Von medizinischer Seite heißt es, dass der Eucharistieempfang und das Alter einiger Teilnehmer tatsächlich ein hohes Risiko beinhalten. Wie soll dieses Risiko gesenkt werden, wenn demnächst tatsächlich wieder öffentliche Heilige Messen erlaubt werden?

Es gibt in den bayerischen Bistümern Arbeitsgruppen, die sich um die konkrete Ausgestaltung möglicher öffentlicher Gottesdienste kümmern. Zunächst geht es darum, Ideen zu sammeln, zu sortieren und daraus ein einheitliches Schutzkonzept zu entwickeln, das in Absprache mit der Staatsregierung verbindlich umgesetzt wird. In einer Telefonkonferenz haben wir bayerischen Diöze­sanbischöfe uns verständigt, eine gemeinsame Linie aller sieben Bistümer anzustreben. Das sollte gelingen.
Ziel ist, das im Grundgesetz garantierte Recht auf Religionsausübung wieder stärker zur Entfaltung zu bringen. So bin ich unserem Ministerpräsidenten Markus Söder dankbar, der kürzlich verlauten ließ: „Die einzige Veranstaltung, die wir ab Mai für möglich halten, sind Gottesdienste.“

Diese Ausnahmen, die hier in Aussicht gestellt sind, dürfen wir nicht ausnutzen. So brauchen wir klare Regeln für den Empfang der Heiligen Kommunion, ohne in eine kleinteilige „Corona-Kasuistik“ zu verfallen. Die Kirche ist aber auch keine „Zwei-Klassen-Gesellschaft“. Daher sollten wir Senioren nicht vom Gottesdienst ausschließen. Es muss schon noch die nötige Eigenverantwortung gewahrt bleiben. Corona darf unsere alten Menschen – gerade in der religiösen Praxis, die für sie wichtig ist – nicht entmündigen.

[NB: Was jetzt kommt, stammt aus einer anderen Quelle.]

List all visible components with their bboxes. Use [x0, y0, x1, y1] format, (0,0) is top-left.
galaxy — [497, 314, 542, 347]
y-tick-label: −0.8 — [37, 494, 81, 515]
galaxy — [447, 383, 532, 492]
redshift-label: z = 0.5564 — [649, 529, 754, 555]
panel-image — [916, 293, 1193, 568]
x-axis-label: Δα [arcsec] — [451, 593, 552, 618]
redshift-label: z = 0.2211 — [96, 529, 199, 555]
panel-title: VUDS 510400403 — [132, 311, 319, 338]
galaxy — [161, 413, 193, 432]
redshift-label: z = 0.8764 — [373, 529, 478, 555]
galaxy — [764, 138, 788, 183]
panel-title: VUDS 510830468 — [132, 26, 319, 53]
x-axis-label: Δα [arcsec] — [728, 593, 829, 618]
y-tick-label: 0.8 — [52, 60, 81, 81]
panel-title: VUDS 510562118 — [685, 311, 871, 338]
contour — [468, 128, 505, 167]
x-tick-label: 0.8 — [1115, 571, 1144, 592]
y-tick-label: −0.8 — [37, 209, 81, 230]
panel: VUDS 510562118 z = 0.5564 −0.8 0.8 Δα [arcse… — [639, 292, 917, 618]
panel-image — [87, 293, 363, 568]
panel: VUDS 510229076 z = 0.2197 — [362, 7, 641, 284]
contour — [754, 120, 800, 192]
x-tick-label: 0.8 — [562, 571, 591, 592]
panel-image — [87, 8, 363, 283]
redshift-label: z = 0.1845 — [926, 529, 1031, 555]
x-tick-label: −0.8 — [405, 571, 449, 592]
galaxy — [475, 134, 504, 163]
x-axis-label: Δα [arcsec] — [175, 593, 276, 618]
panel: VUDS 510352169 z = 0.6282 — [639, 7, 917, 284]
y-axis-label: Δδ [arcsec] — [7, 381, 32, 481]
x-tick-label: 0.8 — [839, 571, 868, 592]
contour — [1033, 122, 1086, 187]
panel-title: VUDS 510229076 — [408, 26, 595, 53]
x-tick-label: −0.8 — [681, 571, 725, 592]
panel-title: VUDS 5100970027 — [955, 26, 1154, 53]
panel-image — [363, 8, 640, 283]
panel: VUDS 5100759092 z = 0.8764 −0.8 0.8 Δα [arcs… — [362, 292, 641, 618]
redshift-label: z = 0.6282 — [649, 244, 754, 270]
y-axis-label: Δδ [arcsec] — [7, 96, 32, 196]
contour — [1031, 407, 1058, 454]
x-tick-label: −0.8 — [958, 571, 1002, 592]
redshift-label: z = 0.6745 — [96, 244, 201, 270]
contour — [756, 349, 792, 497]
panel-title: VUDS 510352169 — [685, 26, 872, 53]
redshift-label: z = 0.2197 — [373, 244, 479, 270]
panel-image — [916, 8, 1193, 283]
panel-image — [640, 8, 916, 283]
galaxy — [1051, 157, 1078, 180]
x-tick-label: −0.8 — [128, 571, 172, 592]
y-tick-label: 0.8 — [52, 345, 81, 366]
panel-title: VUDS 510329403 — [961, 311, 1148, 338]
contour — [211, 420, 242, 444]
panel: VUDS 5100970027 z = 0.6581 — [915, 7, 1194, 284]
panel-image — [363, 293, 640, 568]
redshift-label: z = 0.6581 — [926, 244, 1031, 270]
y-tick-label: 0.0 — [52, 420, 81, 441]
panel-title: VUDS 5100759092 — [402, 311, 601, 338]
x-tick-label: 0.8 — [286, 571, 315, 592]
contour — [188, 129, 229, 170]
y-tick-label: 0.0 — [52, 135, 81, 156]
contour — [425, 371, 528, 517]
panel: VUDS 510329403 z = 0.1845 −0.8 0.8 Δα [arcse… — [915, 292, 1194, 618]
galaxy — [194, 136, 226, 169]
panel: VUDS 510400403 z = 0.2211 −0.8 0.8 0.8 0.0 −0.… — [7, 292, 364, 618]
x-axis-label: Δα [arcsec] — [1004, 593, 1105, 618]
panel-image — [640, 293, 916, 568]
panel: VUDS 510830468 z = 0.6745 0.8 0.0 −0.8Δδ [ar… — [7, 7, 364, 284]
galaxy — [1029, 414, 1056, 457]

Viele „gestandene“ Gläubige, die zuletzt große Loyalität zur Kirche gezeigt haben, werden ungeduldig. Noch stärker dürfte die Ungeduld bei denen wachsen, die noch gar keine „gestandenen“ Christen sind:  Täuflinge, Erstkommunionkinder und Firmlinge. Wie dringend ist der Nachholbedarf bei der Sakramentenspendung hier?

Ungeduld ist keine Tugend. Als ich als junger Student in Rom begann, musste ich zunächst als Grundwort „pazienza“ lernen: Geduld nicht nur als Vokabel, sondern auch im Umgang und als Haltung. Nicht warten können, passt nicht zu uns Christen. Das beginnt im Advent, wo es sich auch in der Kirche eingebürgert hat, den ganzen Dezember schon Weihnachten zu feiern.

Wir sind in diesen Wochen in einer Art österlichem Advent. Wir erwarten die Auferstehung der Toten und das ewige Leben; viele hungern nach dem Brot des Lebens in der Hostie. Aber sie werden nicht verhungern, wenn sie momentan warten müssen. Es gibt so viele andere Möglichkeiten geistlicher Nahrung: Gottes Wort in der Bibel, Tages­losungen, geistliches Liedgut, bald wieder die schönen Marienlieder, nicht zuletzt das „Sakrament“ des Nächsten, dem wir in diesen Wochen intensiv begegnen können. Es geht um Nähe aus Distanz. Telefon, Brief, neue Medien, Lebenszeichen in vielerlei Form: Der Phantasie sind keine Grenzen gesetzt.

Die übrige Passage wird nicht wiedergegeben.